TOPEKA – (November 26, 2014) – The U.S. Supreme Court has agreed to hear a challenge brought by Kansas and 20 other states against new federal regulations that would drive up costs to Kansas electricity ratepayers, Kansas Attorney General Derek Schmidt announced today.
“The EPA just flat ignored the cost of its new regulation,” Schmidt said. “In the real world, where Kansas homeowners and businesses live, the cost of electricity is always a relevant part of making decisions. The EPA cannot possibly have concluded that the benefits of its new regulation outweigh the costs since it didn’t weigh the costs at all. I’m encouraged that the Supreme Court has agreed to hear the states’ arguments that the EPA’s actions were unlawful.”
In 2011, the EPA released a final maximum achievable control technology (MACT) rule for electric utilities, known as the “Mercury and Air Toxics Standards” or “MATS.” The rule imposes stringent limits on certain emissions from power plants that will require the installation of costly new equipment.
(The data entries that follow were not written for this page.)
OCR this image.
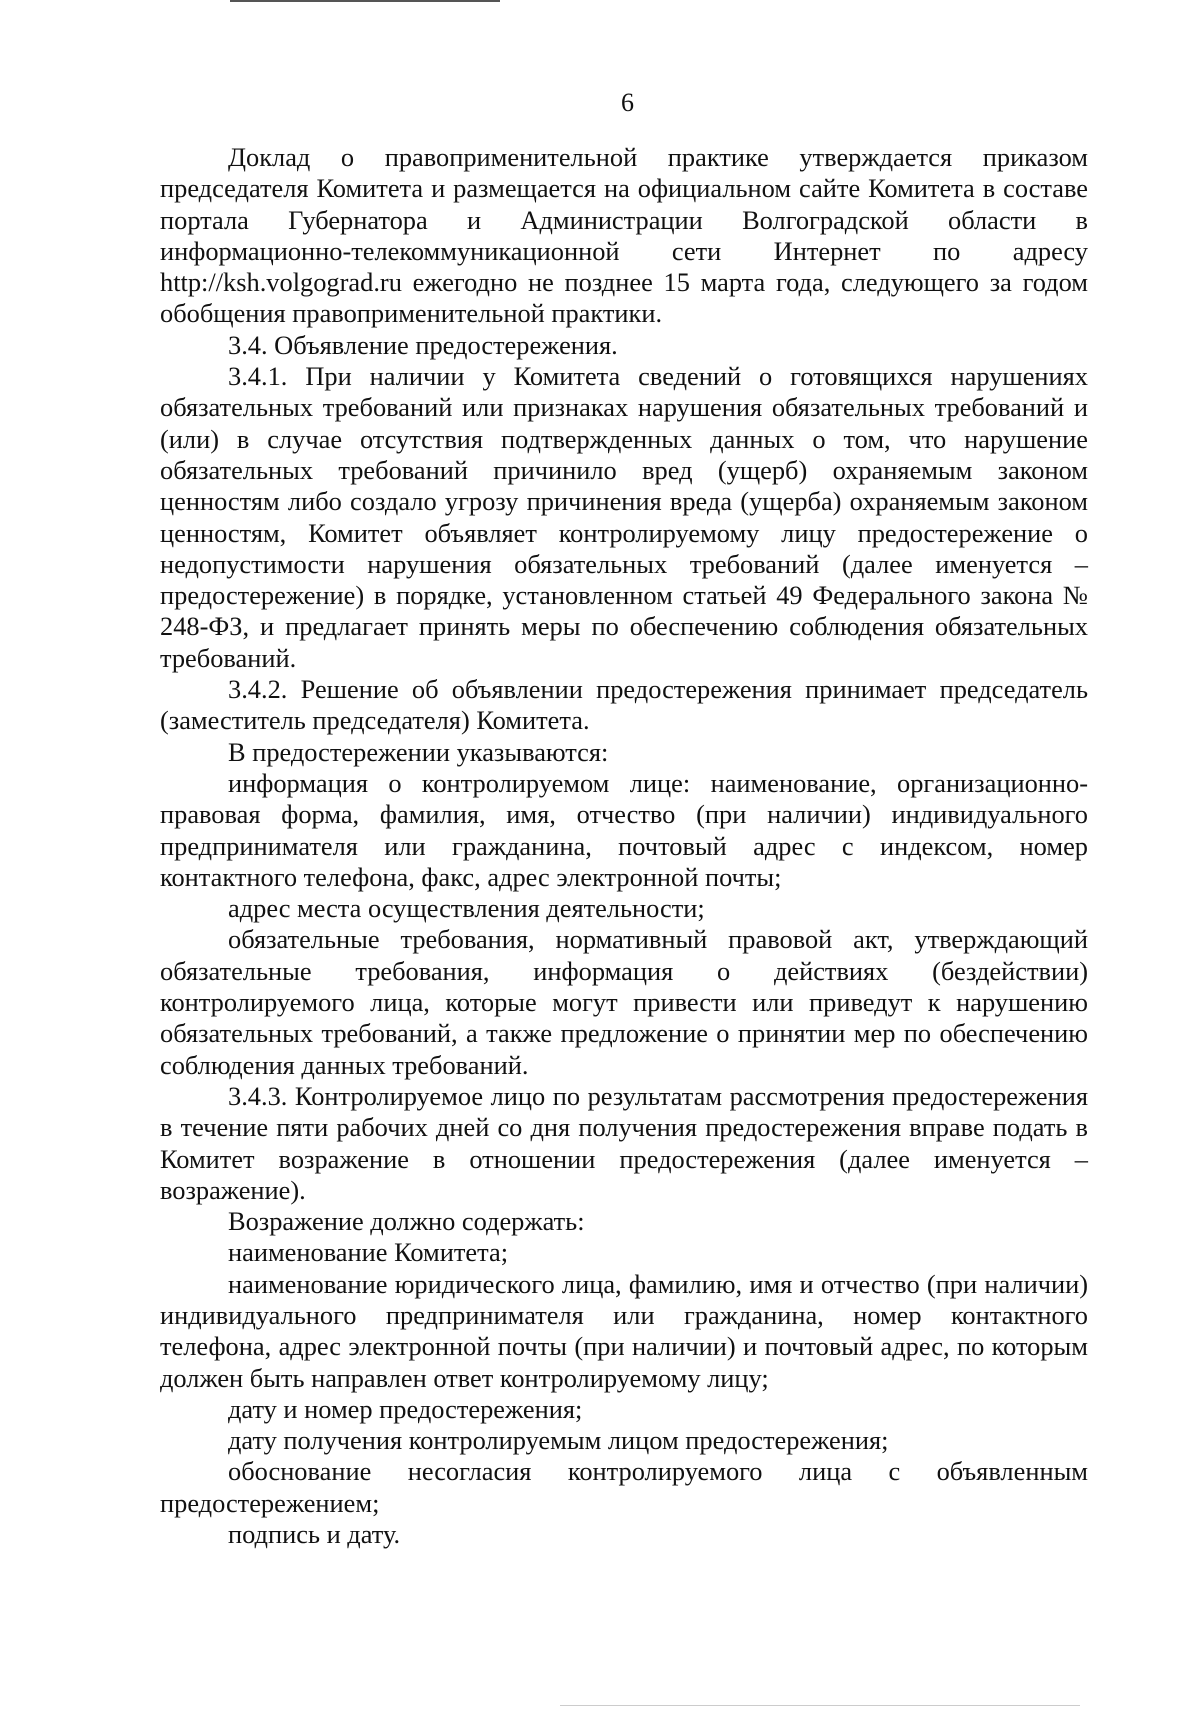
6

Доклад о правоприменительной практике утверждается приказом председателя Комитета и размещается на официальном сайте Комитета в составе портала Губернатора и Администрации Волгоградской области в информационно-телекоммуникационной сети Интернет по адресу http://ksh.volgograd.ru ежегодно не позднее 15 марта года, следующего за годом обобщения правоприменительной практики.

3.4. Объявление предостережения.

3.4.1. При наличии у Комитета сведений о готовящихся нарушениях обязательных требований или признаках нарушения обязательных требований и (или) в случае отсутствия подтвержденных данных о том, что нарушение обязательных требований причинило вред (ущерб) охраняемым законом ценностям либо создало угрозу причинения вреда (ущерба) охраняемым законом ценностям, Комитет объявляет контролируемому лицу предостережение о недопустимости нарушения обязательных требований (далее именуется – предостережение) в порядке, установленном статьей 49 Федерального закона № 248-ФЗ, и предлагает принять меры по обеспечению соблюдения обязательных требований.

3.4.2. Решение об объявлении предостережения принимает председатель (заместитель председателя) Комитета.

В предостережении указываются:

информация о контролируемом лице: наименование, организационно-правовая форма, фамилия, имя, отчество (при наличии) индивидуального предпринимателя или гражданина, почтовый адрес с индексом, номер контактного телефона, факс, адрес электронной почты;

адрес места осуществления деятельности;

обязательные требования, нормативный правовой акт, утверждающий обязательные требования, информация о действиях (бездействии) контролируемого лица, которые могут привести или приведут к нарушению обязательных требований, а также предложение о принятии мер по обеспечению соблюдения данных требований.

3.4.3. Контролируемое лицо по результатам рассмотрения предостережения в течение пяти рабочих дней со дня получения предостережения вправе подать в Комитет возражение в отношении предостережения (далее именуется – возражение).

Возражение должно содержать:

наименование Комитета;

наименование юридического лица, фамилию, имя и отчество (при наличии) индивидуального предпринимателя или гражданина, номер контактного телефона, адрес электронной почты (при наличии) и почтовый адрес, по которым должен быть направлен ответ контролируемому лицу;

дату и номер предостережения;

дату получения контролируемым лицом предостережения;

обоснование несогласия контролируемого лица с объявленным предостережением;

подпись и дату.
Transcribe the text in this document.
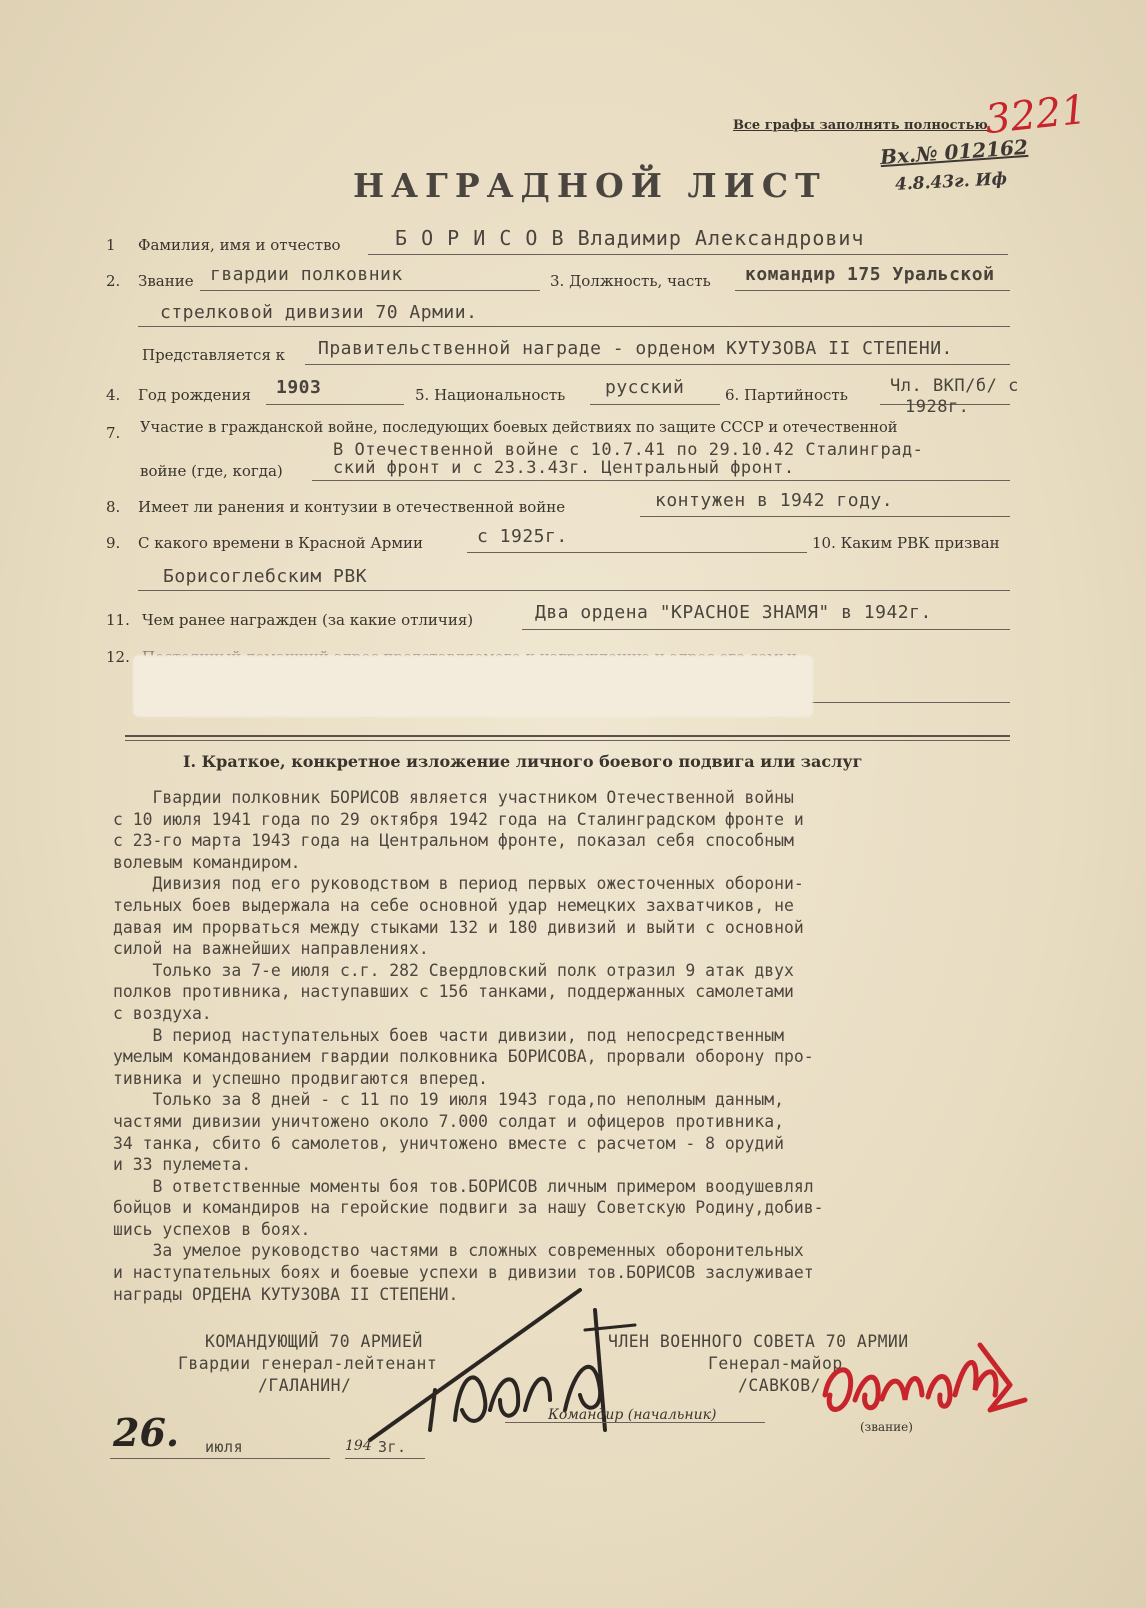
Все графы заполнять полностью
3221
Вх.№ 012162
4.8.43г. Иф
НАГРАДНОЙ ЛИСТ
1 Фамилия, имя и отчество	Б О Р И С О В Владимир Александрович
2. Звание гвардии полковник	3. Должность, часть командир 175 Уральской
стрелковой дивизии 70 Армии.
Представляется к Правительственной награде - орденом КУТУЗОВА II СТЕПЕНИ.
4. Год рождения 1903	5. Национальность русский	6. Партийность Чл. ВКП/б/ с
1928г.
7. Участие в гражданской войне, последующих боевых действиях по защите СССР и отечественной
В Отечественной войне с 10.7.41 по 29.10.42 Сталинград-
войне (где, когда)	ский фронт и с 23.3.43г. Центральный фронт.
8. Имеет ли ранения и контузии в отечественной войне	контужен в 1942 году.
9. С какого времени в Красной Армии	с 1925г.	10. Каким РВК призван
Борисоглебским РВК
11. Чем ранее награжден (за какие отличия)	Два ордена "КРАСНОЕ ЗНАМЯ" в 1942г.
12.
I. Краткое, конкретное изложение личного боевого подвига или заслуг
Гвардии полковник БОРИСОВ является участником Отечественной войны
с 10 июля 1941 года по 29 октября 1942 года на Сталинградском фронте и
с 23-го марта 1943 года на Центральном фронте, показал себя способным
волевым командиром.
Дивизия под его руководством в период первых ожесточенных оборони-
тельных боев выдержала на себе основной удар немецких захватчиков, не
давая им прорваться между стыками 132 и 180 дивизий и выйти с основной
силой на важнейших направлениях.
Только за 7-е июля с.г. 282 Свердловский полк отразил 9 атак двух
полков противника, наступавших с 156 танками, поддержанных самолетами
с воздуха.
В период наступательных боев части дивизии, под непосредственным
умелым командованием гвардии полковника БОРИСОВА, прорвали оборону про-
тивника и успешно продвигаются вперед.
Только за 8 дней - с 11 по 19 июля 1943 года,по неполным данным,
частями дивизии уничтожено около 7.000 солдат и офицеров противника,
34 танка, сбито 6 самолетов, уничтожено вместе с расчетом - 8 орудий
и 33 пулемета.
В ответственные моменты боя тов.БОРИСОВ личным примером воодушевлял
бойцов и командиров на геройские подвиги за нашу Советскую Родину,добив-
шись успехов в боях.
За умелое руководство частями в сложных современных оборонительных
и наступательных боях и боевые успехи в дивизии тов.БОРИСОВ заслуживает
награды ОРДЕНА КУТУЗОВА II СТЕПЕНИ.
КОМАНДУЮЩИЙ 70 АРМИЕЙ
Гвардии генерал-лейтенант
/ГАЛАНИН/
ЧЛЕН ВОЕННОГО СОВЕТА 70 АРМИИ
Генерал-майор
/САВКОВ/
Командир (начальник)
(звание)
26. июля	194 3г.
The emission limits in the final rule, along with the short deadlines for compliance, are expected to present significant challenges for owners and operators of existing coal- and oil-fired electric utility units and will present a barrier to the construction of new coal-fired generators.
The Supreme Court yesterday agreed to review a decision by the U.S. Court of Appeals for the D.C. Circuit. The lower court decided in April, in a split decision, that EPA need not consider costs in determining whether to impose new regulations on electric utilities. On further appeal by 21 states, including Kansas, the U.S. Supreme Court has agreed to consider whether the EPA unreasonably refused to consider costs in determining the appropriateness of these regulations.
“EPA excluded any consideration of costs when deciding whether it is ‘appropriate’ under the Clean Air Act to impose significant new regulations on electric utilities,” Schmidt said. “It is the view of the challenging states, and the D.C. Circuit’s dissenting judge, that it is unreasonable for EPA to exclude consideration of costs in determining whether it is ‘appropriate’ to impose massive and costly new regulations on electric utilities which, of course, will pass those costs through to ratepayers.”
The case is Michigan v. EPA. Oral arguments will be scheduled later this term with a decision expected by June.